Liberiamo subito il campo da un grosso equivoco: il pari di Bologna non è un brutto risultato per l’Inter. Non è certo quello il problema. Quando il Bologna gioca così è dura per tutti. La Juve nel secondo anno di Allegri interruppe proprio al Dall’Ara la serie di vittorie consecutive. Sarri ha subito a Bologna una delle poche sconfitte della sua esperienza napoletana. Il pari ha portato l’Inter a quota 13 in classifica. La media è di 2,6 punti a partita, giocando tre volte su cinque in trasferta. Per quel che può valere dopo sole cinque giornate, la proiezione porterebbe l’Inter a 99 punti!

Il vero problema dell’Inter è la qualità della prestazione, che ha evidenziato limiti che non sembrano facili da superare. Il centrocampo non funziona. Che Spalletti stia facendo un ottimo lavoro non è in discussione. Ma in mezzo i problemi sono rimasti gli stessi delle gestioni Mancini/De Boer/Pioli anche se sono arrivati Vecino e Borja Valero. Il reparto è lento, fatica se viene aggredito e regala pochi palloni agli attaccanti. Vecino sembra la fotocopia di Gagliardini, Joao Mario dopo un buon precampionato si è avvitato nei suoi dubbi e nei suoi frequenti passaggi a vuoto. Borja Valero prova a fare il regista ma regista vero, nella sua lunga carriera, non è mai stato.
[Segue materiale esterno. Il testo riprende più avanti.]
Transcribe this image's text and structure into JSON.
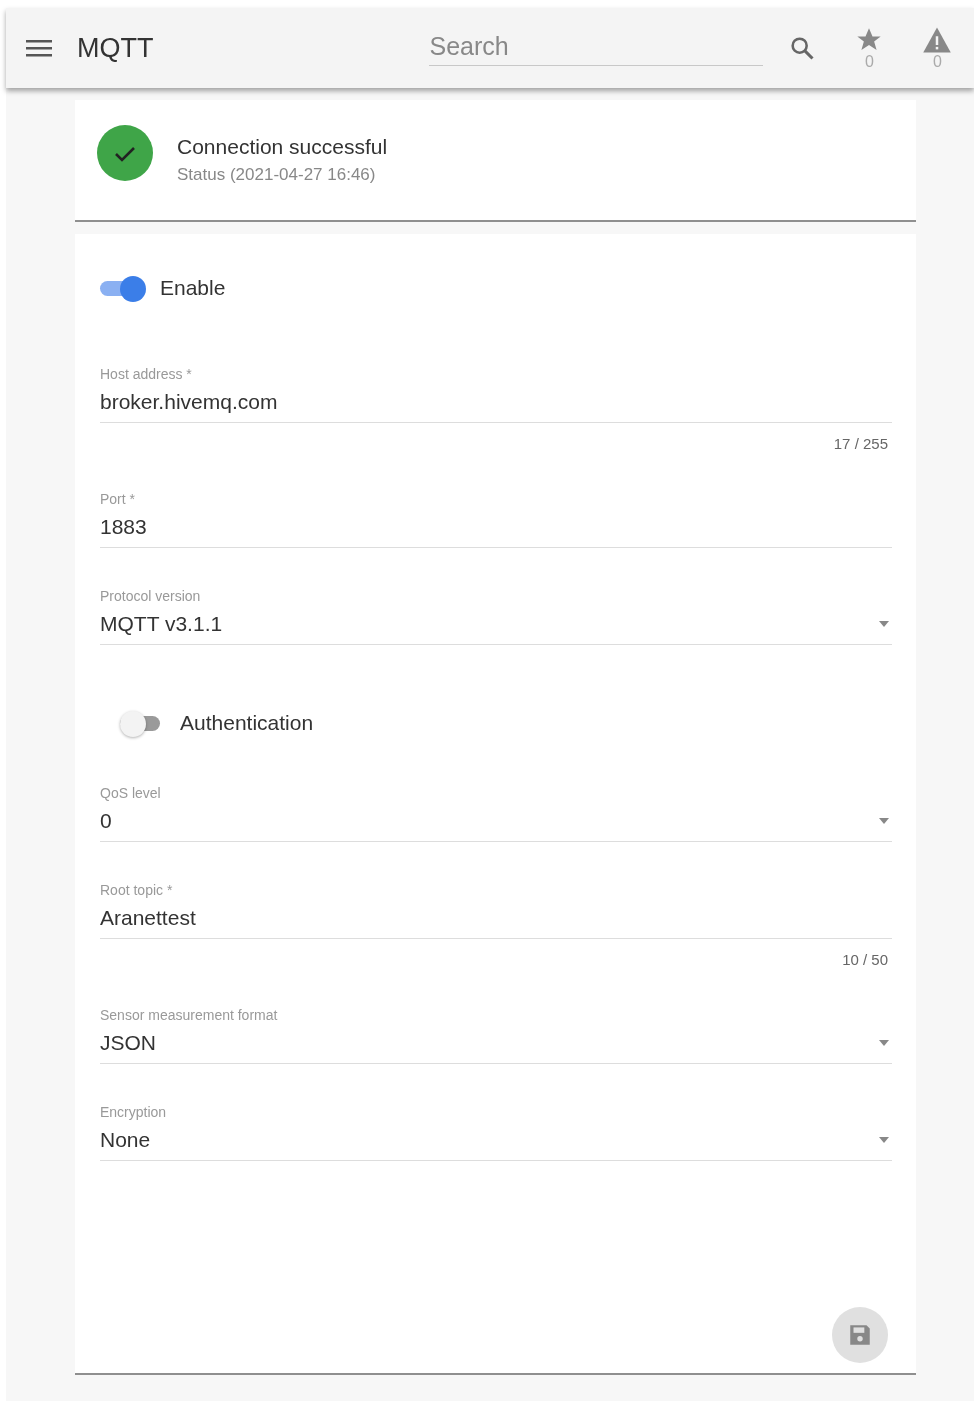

Al di là del lavoro di Spalletti si ha la netta sensazione che quello dell’Inter sia stato un mercato incompleto. Manca un leader davanti alla difesa. E manca anche un i cursore dietro Icardi in grado di spaccare le partite, di cambiare un ritmo che stenta a decollare. E forse non può proprio decollare per le caratteristiche dei centrocampisti in rosa. E’ vero, l’Inter con Icardi ha un centravanti formidabile ma abbandonato a se stesso come a Bologna è uno spreco.

La buona notizia per i tifosi dell’Inter è rappresentata dalla probabile crescita di condizione dei centrocampisti, che per le loro caratteristiche dovrebbero andare in piena forma a stagione inoltrata. E i campi pesanti potrebbero esaltare le caratteristiche di Vecino e Gagliardini. L’ex atlantino, nella passata stagione, fu travolgente proprio nei mesi più freddi. In sostanza, i tifosi dell’Inter devono avere pazienza, consci che la squadra ha qualche limite ma non può che migliorare. E 13 punti in 5 giornate rappresentano comunque un ottimo bottino.